Art by Caitlin Roark
Earlier this month, U.S. News & World Report published the 35th edition of Best Colleges in which Pepperdine University was ranked 50th, four spots lower than the previous year. While being one of America’s top 50 universities is a great thing, the method in which U.S. News conducts and determines the rankings is systematically flawed.
Carnegie Classification is the leading resource for “recognizing and describing institutional diversity.” Since 1970, the Carnegie Classification system has been used to rank America’s top universities.
Retention and graduation rates, faculty resources and expert opinion make up 75% of the national rankings. While all of those are important factors when deciding where to attend college and when looking at the success of a school, it leaves out essential voices and real experience. Instead, the rankings should include current student opinion and experience.
The criteria provided by the U.S. News Report for rankings insufficiently measures Pepperdine’s eminence. Case in point, when students talk about their university the things they mention about it — like faculty-student relationships, abroad experiences, friendships and co-curricular opportunities — are not included in the ranking.
Classification and ranking systems for colleges and universities perpetuate a society of status-conscious individuals because the rankings are determined by face value factors.
The most organic and honest way to choose which university to attend or which applicant to hire is to listen to what students, faculty and alumni have to say about their individual experiences.
“Alumni giving” accounts for 5% of the ranking and is subsequently the only current determination for reports to “measure student satisfaction.” This form of measurement seems obscure considering the degree of student satisfaction is coming from how much one is able to economically contribute. To include the entirety of student satisfaction on such a small percentage of the ranking system and entirely on monetary contribution is superficial.
Rankings have a greater effect on the students at a university than one may think.

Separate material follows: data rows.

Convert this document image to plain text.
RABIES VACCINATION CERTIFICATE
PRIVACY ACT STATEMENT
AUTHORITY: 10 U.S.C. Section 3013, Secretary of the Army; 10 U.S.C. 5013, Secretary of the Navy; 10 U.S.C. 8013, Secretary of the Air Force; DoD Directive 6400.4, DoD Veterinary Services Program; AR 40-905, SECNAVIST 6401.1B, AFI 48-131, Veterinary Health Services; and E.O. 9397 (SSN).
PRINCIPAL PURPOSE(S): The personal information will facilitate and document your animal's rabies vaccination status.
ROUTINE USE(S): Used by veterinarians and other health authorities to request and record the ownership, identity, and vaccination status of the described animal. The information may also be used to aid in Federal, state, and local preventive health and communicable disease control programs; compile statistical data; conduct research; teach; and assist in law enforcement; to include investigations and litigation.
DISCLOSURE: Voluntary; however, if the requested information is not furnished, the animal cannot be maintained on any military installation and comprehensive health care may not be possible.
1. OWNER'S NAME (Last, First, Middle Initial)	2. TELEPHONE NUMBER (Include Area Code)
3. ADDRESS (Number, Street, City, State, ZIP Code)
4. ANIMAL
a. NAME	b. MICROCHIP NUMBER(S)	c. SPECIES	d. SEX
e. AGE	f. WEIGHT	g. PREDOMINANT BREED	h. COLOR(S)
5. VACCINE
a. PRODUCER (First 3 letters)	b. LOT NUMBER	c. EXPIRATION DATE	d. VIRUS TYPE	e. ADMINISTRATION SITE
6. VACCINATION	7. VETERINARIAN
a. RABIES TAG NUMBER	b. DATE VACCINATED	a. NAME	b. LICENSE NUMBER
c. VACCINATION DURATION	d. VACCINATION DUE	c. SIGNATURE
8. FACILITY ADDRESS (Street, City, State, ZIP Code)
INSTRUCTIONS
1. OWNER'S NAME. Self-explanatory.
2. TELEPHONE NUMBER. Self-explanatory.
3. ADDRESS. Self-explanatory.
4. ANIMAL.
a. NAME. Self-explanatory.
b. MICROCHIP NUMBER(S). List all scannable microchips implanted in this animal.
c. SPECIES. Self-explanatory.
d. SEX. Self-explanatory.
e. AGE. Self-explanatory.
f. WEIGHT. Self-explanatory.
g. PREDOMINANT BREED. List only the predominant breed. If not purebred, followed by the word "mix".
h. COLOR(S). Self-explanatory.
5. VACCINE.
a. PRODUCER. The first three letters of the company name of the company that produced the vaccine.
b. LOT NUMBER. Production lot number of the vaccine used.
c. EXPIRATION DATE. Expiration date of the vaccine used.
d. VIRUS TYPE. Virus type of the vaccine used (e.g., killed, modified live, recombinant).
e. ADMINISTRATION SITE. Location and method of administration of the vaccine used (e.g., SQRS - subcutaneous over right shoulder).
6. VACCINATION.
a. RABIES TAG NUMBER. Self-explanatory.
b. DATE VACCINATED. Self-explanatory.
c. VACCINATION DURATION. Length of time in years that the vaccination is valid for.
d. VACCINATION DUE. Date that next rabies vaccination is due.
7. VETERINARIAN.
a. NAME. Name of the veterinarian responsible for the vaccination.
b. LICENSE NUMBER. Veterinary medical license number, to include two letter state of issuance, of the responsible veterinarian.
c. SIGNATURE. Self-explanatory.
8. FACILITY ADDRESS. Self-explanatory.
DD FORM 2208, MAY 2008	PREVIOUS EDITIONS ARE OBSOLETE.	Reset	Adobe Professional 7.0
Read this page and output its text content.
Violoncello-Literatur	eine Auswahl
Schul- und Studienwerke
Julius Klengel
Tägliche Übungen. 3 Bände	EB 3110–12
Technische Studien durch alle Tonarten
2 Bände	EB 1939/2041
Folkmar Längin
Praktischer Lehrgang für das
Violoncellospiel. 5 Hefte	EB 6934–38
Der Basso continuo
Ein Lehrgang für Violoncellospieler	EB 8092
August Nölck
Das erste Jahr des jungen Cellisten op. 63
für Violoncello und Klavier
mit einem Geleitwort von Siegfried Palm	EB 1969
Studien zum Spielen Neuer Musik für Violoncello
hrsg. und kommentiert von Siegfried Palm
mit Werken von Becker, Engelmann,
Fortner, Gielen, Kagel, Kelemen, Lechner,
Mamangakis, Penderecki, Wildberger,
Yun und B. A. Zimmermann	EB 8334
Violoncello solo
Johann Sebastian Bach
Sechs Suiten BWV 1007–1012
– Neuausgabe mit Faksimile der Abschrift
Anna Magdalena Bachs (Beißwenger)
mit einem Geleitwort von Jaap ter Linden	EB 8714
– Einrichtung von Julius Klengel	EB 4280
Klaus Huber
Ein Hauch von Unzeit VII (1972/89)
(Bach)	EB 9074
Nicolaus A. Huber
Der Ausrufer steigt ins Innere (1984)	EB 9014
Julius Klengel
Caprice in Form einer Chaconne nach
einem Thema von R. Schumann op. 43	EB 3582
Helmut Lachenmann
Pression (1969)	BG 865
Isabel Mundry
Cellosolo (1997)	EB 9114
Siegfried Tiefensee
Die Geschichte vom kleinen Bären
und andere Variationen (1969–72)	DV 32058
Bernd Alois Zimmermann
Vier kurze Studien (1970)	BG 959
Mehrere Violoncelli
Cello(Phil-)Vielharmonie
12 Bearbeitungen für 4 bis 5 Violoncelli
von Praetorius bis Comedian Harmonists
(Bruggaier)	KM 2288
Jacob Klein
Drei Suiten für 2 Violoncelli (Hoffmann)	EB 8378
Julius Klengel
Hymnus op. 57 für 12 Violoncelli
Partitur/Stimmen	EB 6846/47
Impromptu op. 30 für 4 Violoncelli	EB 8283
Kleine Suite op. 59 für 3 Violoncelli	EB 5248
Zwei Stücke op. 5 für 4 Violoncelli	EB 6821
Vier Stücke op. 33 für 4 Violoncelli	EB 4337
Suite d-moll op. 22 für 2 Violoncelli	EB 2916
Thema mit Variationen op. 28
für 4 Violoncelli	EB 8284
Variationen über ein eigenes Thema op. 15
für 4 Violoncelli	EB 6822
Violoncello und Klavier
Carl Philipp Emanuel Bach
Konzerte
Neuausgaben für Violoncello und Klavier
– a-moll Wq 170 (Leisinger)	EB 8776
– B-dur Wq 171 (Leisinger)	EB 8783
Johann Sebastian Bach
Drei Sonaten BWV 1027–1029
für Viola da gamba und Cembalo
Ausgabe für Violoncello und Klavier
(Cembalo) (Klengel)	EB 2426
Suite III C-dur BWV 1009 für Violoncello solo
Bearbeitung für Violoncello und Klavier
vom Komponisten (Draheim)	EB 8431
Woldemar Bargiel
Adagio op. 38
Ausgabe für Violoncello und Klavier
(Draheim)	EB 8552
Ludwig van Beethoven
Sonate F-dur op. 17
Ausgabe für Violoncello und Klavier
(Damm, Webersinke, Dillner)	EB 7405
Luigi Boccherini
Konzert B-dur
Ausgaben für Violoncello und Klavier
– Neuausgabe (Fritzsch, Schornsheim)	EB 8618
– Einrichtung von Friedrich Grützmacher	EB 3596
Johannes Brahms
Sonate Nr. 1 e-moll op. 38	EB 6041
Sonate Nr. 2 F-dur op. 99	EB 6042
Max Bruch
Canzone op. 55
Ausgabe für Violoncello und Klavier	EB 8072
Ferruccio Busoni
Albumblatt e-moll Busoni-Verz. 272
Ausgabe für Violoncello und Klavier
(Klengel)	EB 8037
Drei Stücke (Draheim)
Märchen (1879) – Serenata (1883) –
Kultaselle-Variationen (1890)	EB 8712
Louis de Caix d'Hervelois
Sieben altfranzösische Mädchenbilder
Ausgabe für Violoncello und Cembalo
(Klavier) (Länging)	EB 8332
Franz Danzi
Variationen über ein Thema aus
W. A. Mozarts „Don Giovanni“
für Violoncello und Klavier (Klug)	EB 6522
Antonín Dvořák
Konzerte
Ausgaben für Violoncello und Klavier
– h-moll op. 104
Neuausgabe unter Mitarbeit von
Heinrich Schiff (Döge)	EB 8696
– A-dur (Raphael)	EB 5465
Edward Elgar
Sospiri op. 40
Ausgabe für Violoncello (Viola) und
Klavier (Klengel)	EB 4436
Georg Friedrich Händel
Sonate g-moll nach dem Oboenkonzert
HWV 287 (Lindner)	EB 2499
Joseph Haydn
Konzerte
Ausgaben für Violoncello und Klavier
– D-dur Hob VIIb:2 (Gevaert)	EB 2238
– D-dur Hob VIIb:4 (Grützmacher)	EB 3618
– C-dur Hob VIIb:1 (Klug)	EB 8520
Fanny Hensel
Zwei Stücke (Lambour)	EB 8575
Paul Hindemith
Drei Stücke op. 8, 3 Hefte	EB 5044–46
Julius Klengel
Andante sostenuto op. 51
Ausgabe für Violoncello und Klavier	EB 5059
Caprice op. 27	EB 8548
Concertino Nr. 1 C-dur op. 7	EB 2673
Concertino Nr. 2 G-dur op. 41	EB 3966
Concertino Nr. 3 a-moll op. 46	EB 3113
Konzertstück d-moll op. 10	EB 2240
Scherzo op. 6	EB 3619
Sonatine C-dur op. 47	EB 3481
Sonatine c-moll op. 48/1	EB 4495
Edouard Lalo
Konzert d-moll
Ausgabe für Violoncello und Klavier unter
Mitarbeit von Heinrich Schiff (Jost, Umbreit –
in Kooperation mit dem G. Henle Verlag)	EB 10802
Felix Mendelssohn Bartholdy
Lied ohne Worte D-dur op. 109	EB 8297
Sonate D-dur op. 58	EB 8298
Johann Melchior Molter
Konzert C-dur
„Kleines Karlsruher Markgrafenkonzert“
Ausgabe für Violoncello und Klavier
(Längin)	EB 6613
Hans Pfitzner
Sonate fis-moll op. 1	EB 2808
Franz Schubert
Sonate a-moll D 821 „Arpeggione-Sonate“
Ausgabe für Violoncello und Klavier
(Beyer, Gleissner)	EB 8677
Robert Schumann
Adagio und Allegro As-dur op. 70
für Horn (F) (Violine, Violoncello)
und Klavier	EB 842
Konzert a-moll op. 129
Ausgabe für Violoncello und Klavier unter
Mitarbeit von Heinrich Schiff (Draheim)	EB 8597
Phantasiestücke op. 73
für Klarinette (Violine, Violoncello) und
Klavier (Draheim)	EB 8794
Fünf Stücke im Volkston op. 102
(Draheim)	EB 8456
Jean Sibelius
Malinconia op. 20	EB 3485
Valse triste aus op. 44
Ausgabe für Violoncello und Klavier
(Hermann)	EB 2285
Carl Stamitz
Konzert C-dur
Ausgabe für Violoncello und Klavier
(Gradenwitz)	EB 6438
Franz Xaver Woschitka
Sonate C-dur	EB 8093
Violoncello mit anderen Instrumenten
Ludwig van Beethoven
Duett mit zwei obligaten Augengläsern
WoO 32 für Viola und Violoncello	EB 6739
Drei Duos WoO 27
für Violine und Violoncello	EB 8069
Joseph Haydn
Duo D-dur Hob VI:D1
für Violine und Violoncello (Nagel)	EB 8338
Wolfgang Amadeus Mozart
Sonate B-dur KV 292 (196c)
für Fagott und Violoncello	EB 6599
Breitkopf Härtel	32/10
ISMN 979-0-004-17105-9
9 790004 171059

For many, these rankings determine the worth of one’s degree or provide employers with preconceived notions about an applicant just by reading the name of their school.
If the ranking determines a degree’s value, then shouldn’t the ranking be based on factors that actually matter to students? And even more, employers?
Rankings should be based on current students’ perceptions and happiness, on-campus safety, volume of student-involvement and student success or academic satisfaction — factors that actually value college student satisfaction. Moreover, a campus’ personal qualities are attended to over shallow measures such as alumni giving, reputation and high school test admittance averages.
It’s unfortunate that U.S. News Best Colleges Rankings carries a favorable influence when Princeton Review creates “Best Colleges” lists based on surveys from “140,000 students from across the country so we can tell you which college has the best food, best career services, happiest students, and more.”
These are the qualities students value. But even though U.S. News Best Colleges Rankings create some sort of confidence in a school, there are other factors that should take more precedence.
The experience offered at a university will always be more valued and longer remembered than a degree’s value determined by national rankings.
One Stanford study looking at the ineffectiveness of U.S. News rankings, summarized by Inside Higher Ed, pointed to a Gallup survey that showed that a key predictor of a quality college experience was found in life-changing professor-student relationships and not institutional prestige.
The study also examined the inevitable — each student values different characteristics in a college, something the rankings don’t factor in. Stanford’s report encourages students to value a college based on academic and community engagement.
Professors who actively build deep relationships with students along with meeting true friends and discovering new passions through campus clubs and other niche communities are the footprints left in one’s mind when they think of college.
While Pepperdine’s drop in rankings might have concerned some, prospective students and current Waves should look into what the rankings actually measure to see the insignificance of the number when compared to the human relationships and memories found at Pepperdine.